Al sentarte en el restaurante te dan
un babero para que no te manches al comer. El calçot se saca del interior de la
vaina verde que lo envuelve, se moja en la salsa y se coloca vertical sobre la
boca para comerlo así, de manera que muy pronto comprendes la utilidad del
babero. Además, como han sido cocinados al fuego de la lumbre, la vaina externa
está chamuscada y te manchas los dedos de carbonilla. En la sala dónde comemos
hay un antiguo lavabo de piedra artificial con un grifo de media vuelta de
latón, donde de cuando en cuando vas a lavarte las manos. La combinación de la
hortaliza y la salsa está exquisita. Se acompañan con salsa romesco o salvitxada para calçots. De entre las recetas que hemos
visto, elegimos esta que consiste en mezclar en la batidora: 4 ó 5 tomates, 100 g. de almendras peladas y tostadas, 30 g. de avellanas igualmente preparadas, la pulpa de una ñora, 1 cabeza de ajos asados, 1 diente de ajo crudo, sal, vinagre, 1 rebanada de pan tostado y unos 80 cl. de aceite de oliva.
Se
pueden pedir cuantas tejas de calçots quiera uno comerse: en buffet libre; pero
hay que ser prudentes porque después de esto vendrá un plato de judías blancas
salteadas acompañadas con morcillas asadas y después un plato de chuletas de cordero y
butifarras asados a las brasas.
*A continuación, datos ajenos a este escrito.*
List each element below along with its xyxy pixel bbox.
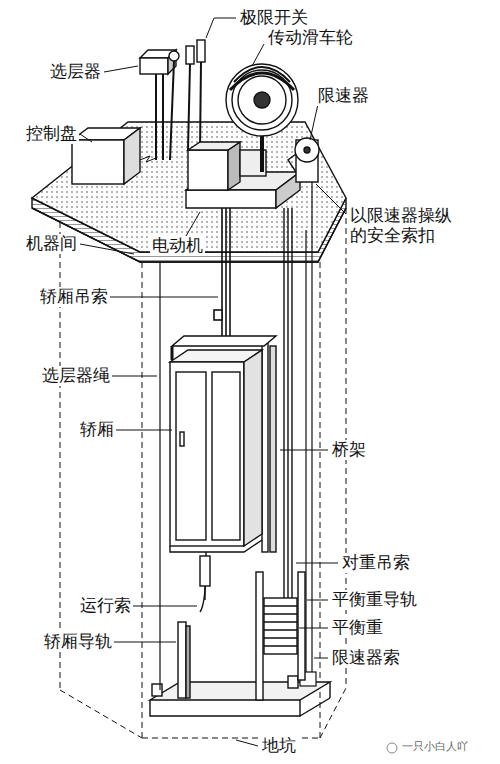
part-label: 传动滑车轮	[266, 28, 355, 48]
part-label: 对重吊索	[340, 553, 412, 573]
part-label: 以限速器操纵 的安全索扣	[348, 206, 459, 245]
elevator-car	[170, 350, 262, 552]
part-label: 电动机	[150, 236, 205, 256]
part-label: 平衡重	[330, 618, 385, 638]
watermark-icon	[387, 743, 397, 753]
part-label: 轿厢吊索	[38, 287, 110, 307]
part-label: 平衡重导轨	[330, 590, 419, 610]
floor-selector	[140, 50, 179, 160]
selector-rope	[159, 262, 160, 690]
part-label: 机器间	[24, 234, 79, 254]
part-label: 轿厢	[78, 420, 116, 440]
watermark: 一只小白人吖	[400, 741, 470, 754]
part-label: 轿厢导轨	[42, 632, 114, 652]
speed-governor	[288, 138, 319, 182]
part-label: 限速器	[316, 86, 371, 106]
control-panel	[72, 128, 156, 184]
drive-sheave	[226, 64, 298, 172]
part-label: 地坑	[260, 736, 298, 756]
part-label: 控制盘	[24, 124, 79, 144]
counterweight-rails	[256, 572, 305, 700]
traction-machine	[186, 142, 300, 208]
part-label: 运行索	[78, 596, 133, 616]
hoist-ropes	[214, 208, 230, 340]
counterweight	[264, 598, 297, 654]
part-label: 选层器	[48, 62, 103, 82]
leader-lines	[80, 18, 346, 746]
part-label: 极限开关	[238, 8, 310, 28]
part-label: 桥架	[330, 440, 368, 460]
limit-switch	[186, 40, 205, 150]
part-label: 选层器绳	[40, 366, 112, 386]
car-guide-rail	[178, 622, 190, 698]
counterweight-ropes	[284, 208, 292, 598]
travelling-cable	[200, 552, 210, 612]
part-label: 限速器索	[330, 648, 402, 668]
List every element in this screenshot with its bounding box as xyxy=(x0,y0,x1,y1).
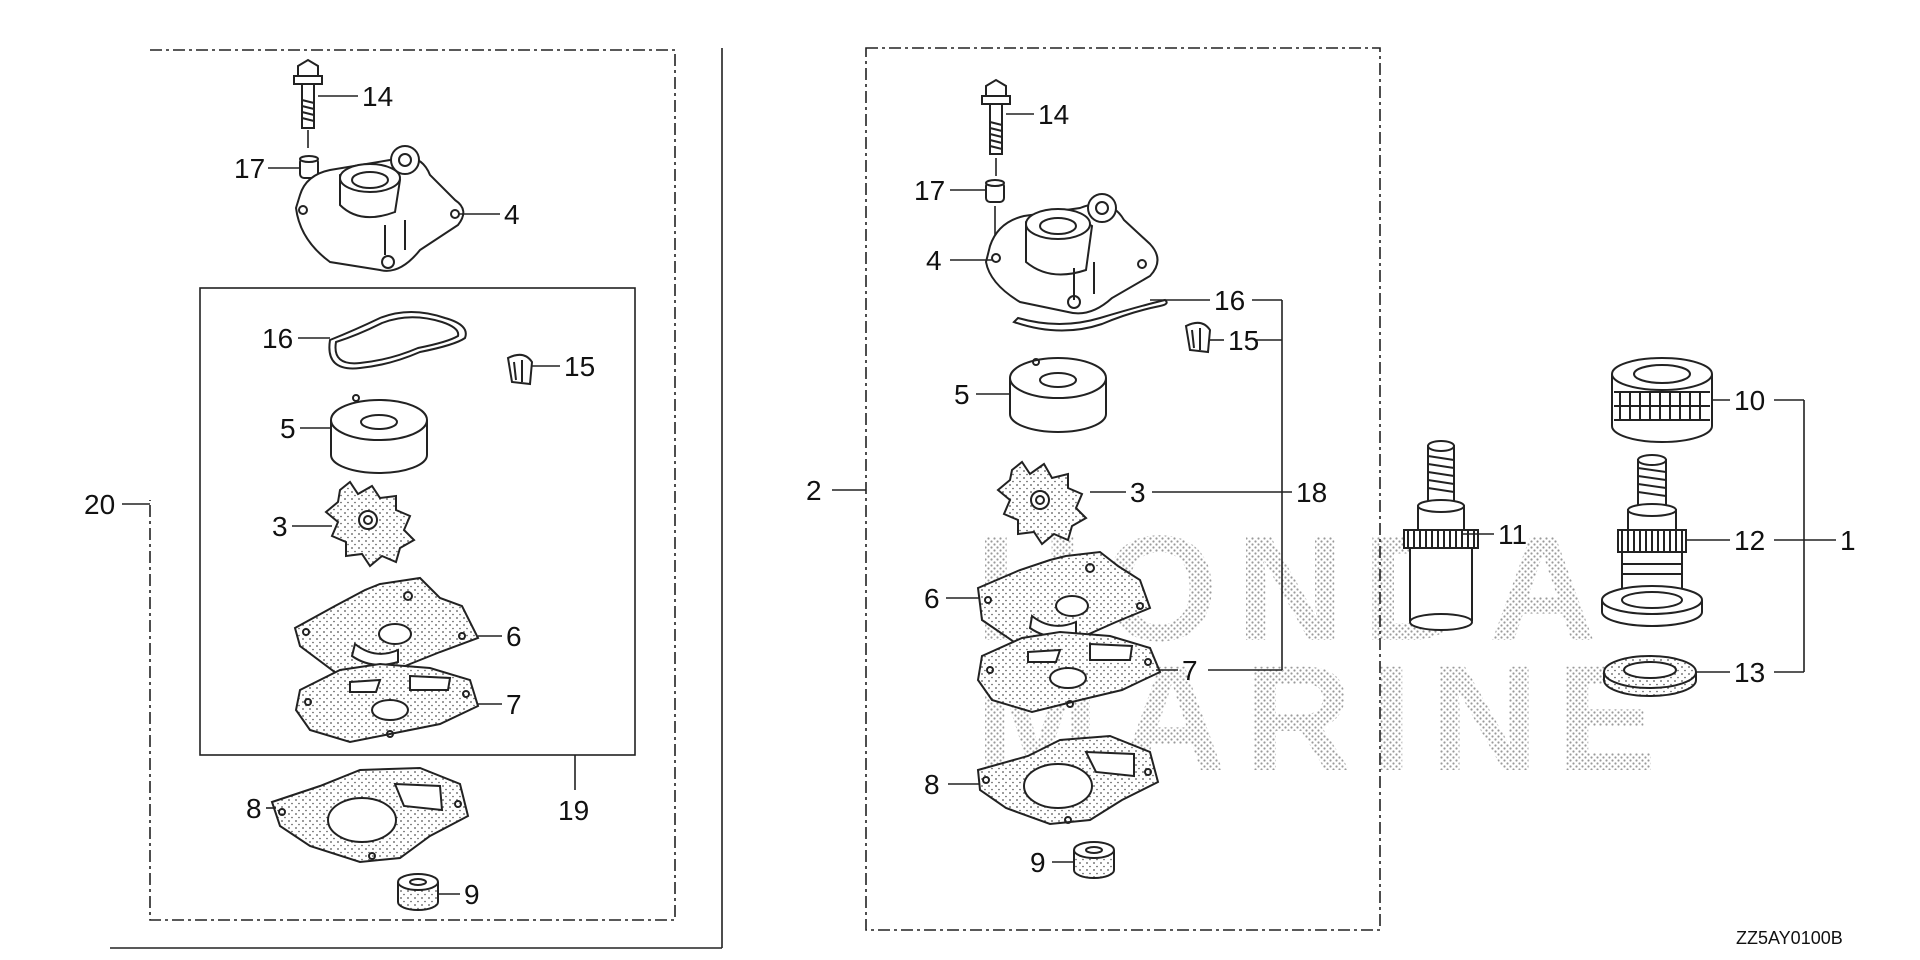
label-20: 20 xyxy=(84,489,115,520)
left-leader-lines xyxy=(122,95,576,895)
label-2: 2 xyxy=(806,475,822,506)
label-8: 8 xyxy=(924,769,940,800)
label-9: 9 xyxy=(464,879,480,910)
clip-part xyxy=(1184,321,1212,354)
washer-part xyxy=(1603,655,1697,697)
liner-part xyxy=(330,394,428,474)
ring-nut-part xyxy=(1611,357,1713,443)
label-10: 10 xyxy=(1734,385,1765,416)
right-assembly: 11 10 12 1 13 xyxy=(1403,357,1856,697)
label-7: 7 xyxy=(1182,655,1198,686)
label-15: 15 xyxy=(564,351,595,382)
impeller-part xyxy=(324,480,416,568)
left-inner-box xyxy=(199,287,636,756)
clip-part xyxy=(506,353,534,386)
label-16: 16 xyxy=(262,323,293,354)
label-4: 4 xyxy=(926,245,942,276)
liner-part xyxy=(1009,357,1107,433)
housing-gasket-part xyxy=(1012,298,1168,332)
middle-outer-box xyxy=(865,47,1381,931)
bolt-part xyxy=(981,78,1011,176)
impeller-part xyxy=(996,460,1088,546)
label-8: 8 xyxy=(246,793,262,824)
right-leader-lines xyxy=(1462,399,1836,673)
label-6: 6 xyxy=(924,583,940,614)
label-3: 3 xyxy=(1130,477,1146,508)
left-assembly: 14 17 4 16 15 5 3 6 7 8 9 19 20 xyxy=(84,49,676,921)
pump-housing-part xyxy=(294,145,465,272)
label-1: 1 xyxy=(1840,525,1856,556)
label-12: 12 xyxy=(1734,525,1765,556)
plate-gasket-part xyxy=(294,662,480,744)
label-16: 16 xyxy=(1214,285,1245,316)
label-13: 13 xyxy=(1734,657,1765,688)
plate-gasket-part xyxy=(976,630,1162,714)
bolt-part xyxy=(293,58,323,148)
label-15: 15 xyxy=(1228,325,1259,356)
reference-code: ZZ5AY0100B xyxy=(1736,928,1843,948)
label-14: 14 xyxy=(1038,99,1069,130)
middle-leader-lines xyxy=(832,113,1292,863)
label-7: 7 xyxy=(506,689,522,720)
label-19: 19 xyxy=(558,795,589,826)
label-5: 5 xyxy=(954,379,970,410)
collar-part xyxy=(299,155,319,179)
label-11: 11 xyxy=(1498,519,1527,550)
label-6: 6 xyxy=(506,621,522,652)
wear-plate-part xyxy=(293,576,480,686)
pump-housing-part xyxy=(984,193,1159,315)
label-14: 14 xyxy=(362,81,393,112)
base-gasket-part xyxy=(270,766,470,864)
label-18: 18 xyxy=(1296,477,1327,508)
left-outer-box xyxy=(149,49,676,921)
housing-gasket-part xyxy=(328,311,467,370)
shaft-part-11 xyxy=(1403,440,1479,631)
grommet-part xyxy=(397,873,439,911)
label-17: 17 xyxy=(914,175,945,206)
label-5: 5 xyxy=(280,413,296,444)
middle-assembly: 14 17 4 16 15 5 3 18 6 7 8 9 2 xyxy=(806,47,1381,931)
label-9: 9 xyxy=(1030,847,1046,878)
shaft-part-12 xyxy=(1601,454,1703,627)
label-17: 17 xyxy=(234,153,265,184)
grommet-part xyxy=(1073,841,1115,879)
frame xyxy=(110,48,723,949)
label-3: 3 xyxy=(272,511,288,542)
base-gasket-part xyxy=(976,734,1160,826)
label-4: 4 xyxy=(504,199,520,230)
De postre se come una bandeja de rodajas de
naranja cortadas finas y una crema
catalana que no tiene nada que ver con lo que hasta entonces has comido con ese
nombre. En el restaurante te ofrecen un vino tinto en porrón que, a pesar de su
rústica presentación, no está del todo mal, pero me gustaron los calçots
regados con una botella de cava de la tierra.
Después, para hacer la digestión se
puede hacer alguna visita en la Conca de Barberà, como por ejemplo, al
monasterio cisterciense de Poblet o al pueblo de Montblanc, que es a donde
nosotros fuimos. El casco intramuros de Montblanc es una agradable población
con un interesante caserío, un trazado de calles antiguas, una iglesia de
orígenes románicos con una alta torre, restos de palacios renacentistas, otra
iglesia a la que, (descubrimos atónitos), se le ha añadido un parking construido
en hormigón visto, una plaza alegre y concurrida con terrazas y un par de
pastelerías burguesas con decoración modernista que ofrecen espectaculares
monas de pascua.
Por la tarde, todavía tuvimos tiempo de hacer una parada en la costa para visitar la villa de Altafulla. A pesar de ser un pueblo de playa se trata de una villa hermosísima, con una iglesia neoclásica y un reconstruido castillo del siglo XV. Las casas están restauradas y bien conservadas, tratándose de construcciones de muy buena calidad. Sorprende un entorno tan agradable en una población turística de la costa. Un ejemplo de lo que debería haberse hecho en todos los pueblos costeros.
1 comentario:
Te felicito! Comer calçots en Cal Ganxo es una de las mejores decisiones. Conservan el buen hacer de la auténtica calçotada.